Typical Trinity Road For this trip we went into the Trinity Mountains west of Castella choosing lakes that were a short walk from the nearest road. The area has about 60 alpine lakes that the department of Fish and Game almost overstocked with Rainbow, Brook and Brown Trout as part of the restoration program for the toxic spill resulting from a train derailment on the Upper Sacramento river a few years back. Because the Sacramento and McCloud Rivers get most of the local fishing attention these lakes receive very little fishing pressure.
I had the good fortune to fish with John Powell from Pine-Gri-La Fish Camp for a couple of days which saved some of our travel time between lakes. It really does help to know where you’re going. We fished three lakes a day. One of the truly amazing qualities of the area is the variety of fishing conditions we were presented with.
Castle Crags Some of the lakes have rocky bottoms and were surrounded by rugged cliffs, others have shallow muddy bottoms and water lily pads. There are a few that the predominant feature is snags and downed trees.
Float tubes or some other type of inflatable craft will increase the fishable areas, particularly if you’re fly fishing. Finding room for your backcast can be almost impossible in some places.
Both days there was a mayfly hatch in the mid-afternoon. Other than that we had to experiment with our fly selection. I picked a Fall River Special, the first cast was a winner. I stuck with that fly for the better part of the trip. We also had success with Black Ant Patterns.

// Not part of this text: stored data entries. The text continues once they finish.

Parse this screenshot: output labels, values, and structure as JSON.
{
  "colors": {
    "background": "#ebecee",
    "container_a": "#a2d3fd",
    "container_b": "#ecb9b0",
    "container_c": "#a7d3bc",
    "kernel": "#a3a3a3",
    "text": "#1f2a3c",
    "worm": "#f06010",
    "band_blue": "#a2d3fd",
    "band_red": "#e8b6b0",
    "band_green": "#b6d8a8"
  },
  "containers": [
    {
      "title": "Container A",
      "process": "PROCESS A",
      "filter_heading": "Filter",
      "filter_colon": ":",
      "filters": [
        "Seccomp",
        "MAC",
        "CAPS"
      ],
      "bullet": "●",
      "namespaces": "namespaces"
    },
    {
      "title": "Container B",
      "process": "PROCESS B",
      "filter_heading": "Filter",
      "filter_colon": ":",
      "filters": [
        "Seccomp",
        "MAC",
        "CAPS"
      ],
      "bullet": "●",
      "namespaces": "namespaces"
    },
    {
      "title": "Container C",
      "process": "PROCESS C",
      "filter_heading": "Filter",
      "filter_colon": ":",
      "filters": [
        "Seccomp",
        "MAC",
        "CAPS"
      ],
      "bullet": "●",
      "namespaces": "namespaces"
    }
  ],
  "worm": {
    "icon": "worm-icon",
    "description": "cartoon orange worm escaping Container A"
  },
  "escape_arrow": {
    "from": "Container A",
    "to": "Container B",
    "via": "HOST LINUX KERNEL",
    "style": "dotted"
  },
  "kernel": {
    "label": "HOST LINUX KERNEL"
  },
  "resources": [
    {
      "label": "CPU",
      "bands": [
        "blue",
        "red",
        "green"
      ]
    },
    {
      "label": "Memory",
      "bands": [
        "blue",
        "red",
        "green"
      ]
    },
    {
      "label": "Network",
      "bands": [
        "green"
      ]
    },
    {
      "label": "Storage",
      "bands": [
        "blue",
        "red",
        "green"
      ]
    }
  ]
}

Spin fishermen will find success with nightcrawlers, crickets and a variety of spinners. The best colors were silver and gold, however, a black panther martin with yellow spots or florescent green blue foxes can be the hot ticket at different times of the year.
Mt. Shasta The short walks between lakes provided some spectacular vistas. At one pass the Sutter Buttes near Yuba City were visible to the south while to the north you could see Gray Rocks, Castle Crags and Mount Shasta. One of the reason I fish is to get away to places like this to be with mother nature. Over two days I saw deer, coyote, fox, skunk, raccoon, chipmunks and squirrel and a bald eagle. A visual feast you’ll savor for awhile. If you camp take precautions, there are bears in the neighborhood.
Although the fishing pressure on these lakes is not high, they are small and the fisheries could be easily damaged. Please catch and release! If you are planning a trip, go around the new moon. When the moon is full the fish feed all night and aren’t nearly as hungry or aggressive.